Verzeichnis von Verarbeitungstätigkeiten

In der Datenschutzgrundverordnung wird Unternehmen und öffentlichen Stellen grundsätzlich in Art. 30 EU-DSGVO das Führen eines Verzeichnisses aller Verarbeitungstätigkeiten mit Personenbezug vorgeschrieben. Inhaltlich ähnelt die neue Dokumentation dem bekannten Verfahrensverzeichnis. Es müssen die wesentlichen Informationen der Datenverarbeitung zusammengefasst werden, also wiederum u.a. Angaben zu Zweck der Verarbeitung, Löschfristen und Empfänger. Art. 30 Abs. 1 EU-DSGVO listet die Angaben des Verzeichnisses von Verarbeitungstätigkeiten auf:

  • Angaben zur verantwortlichen Stelle und der zugehörigen Kontaktdaten inkl.
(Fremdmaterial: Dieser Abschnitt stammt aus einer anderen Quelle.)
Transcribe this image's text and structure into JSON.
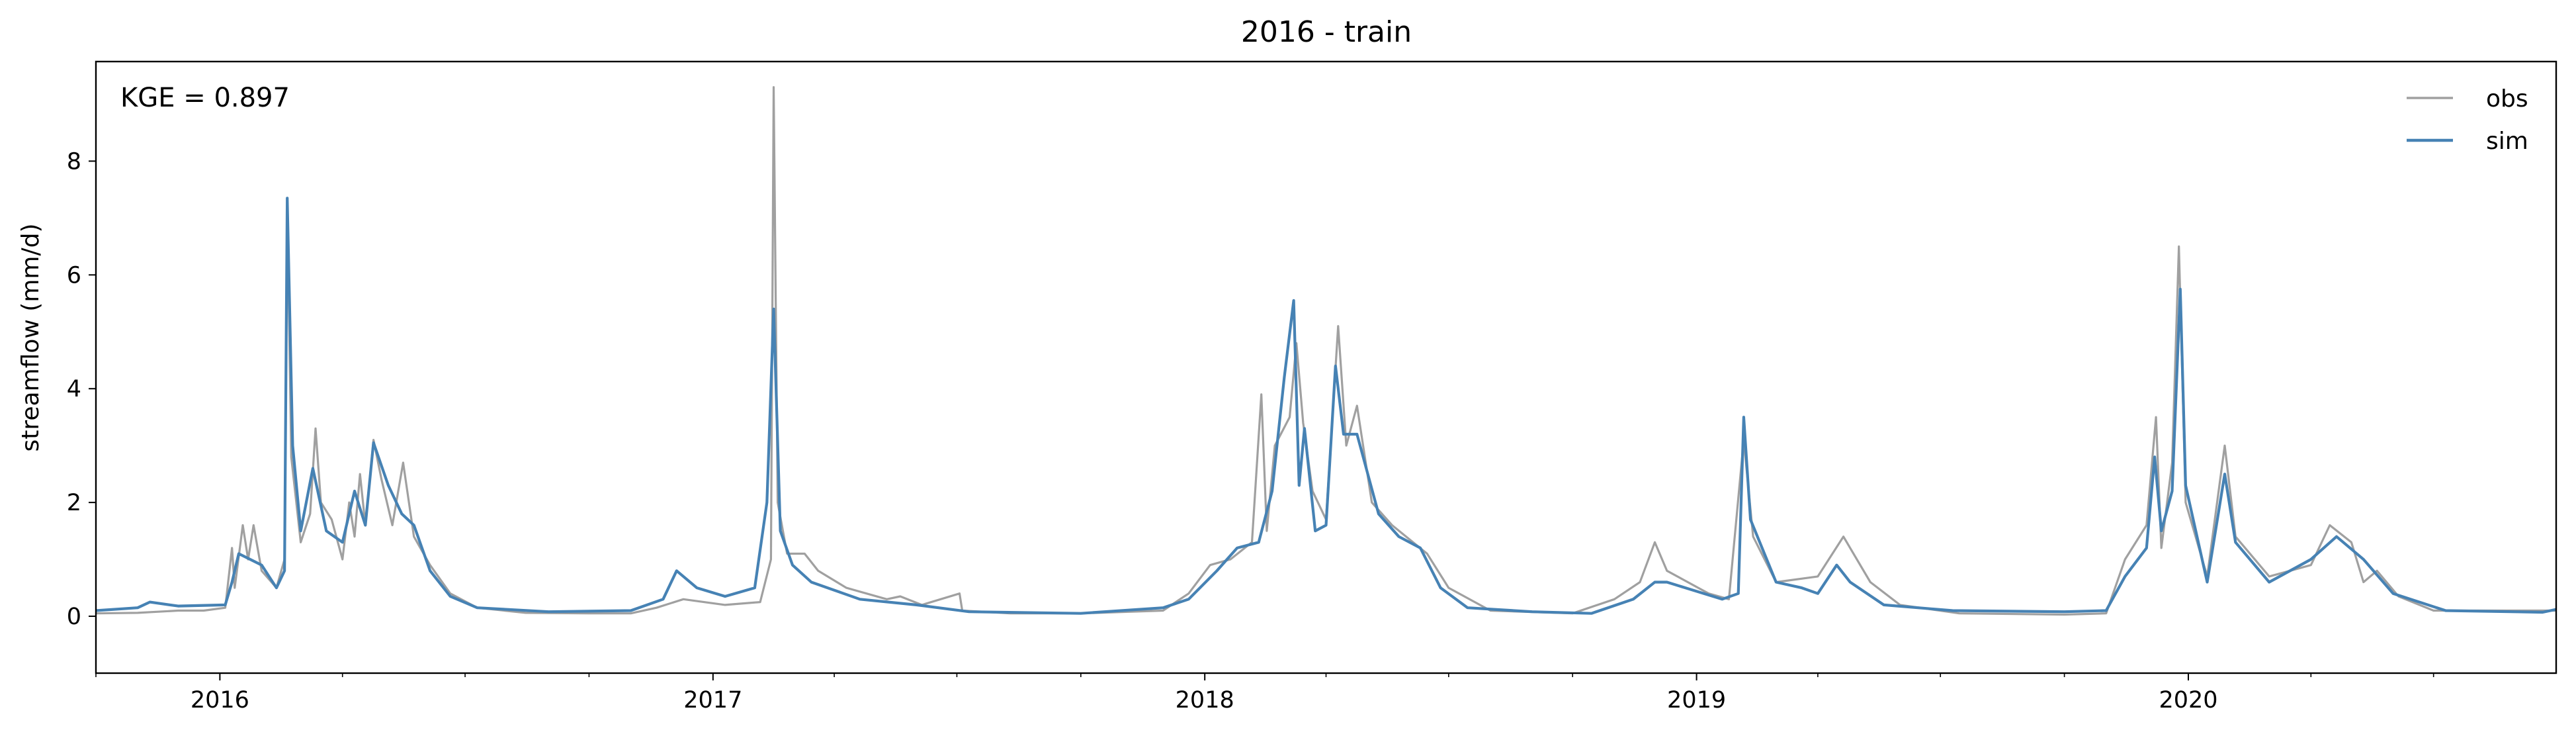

Datenschutzbeauftragter.
  • Zwecke der Verarbeitung.
  • Kategorien der Betroffenen und personenbezogener Daten.
  • Kategorien von Empfängern.
  • Angaben zur Übermittlung in Drittländer oder internationalen Organisationen.
  • Löschfristen je Datenkategorie.
  • Allgemeine Beschreibung der technischen und organisatorischen Maßnahmen.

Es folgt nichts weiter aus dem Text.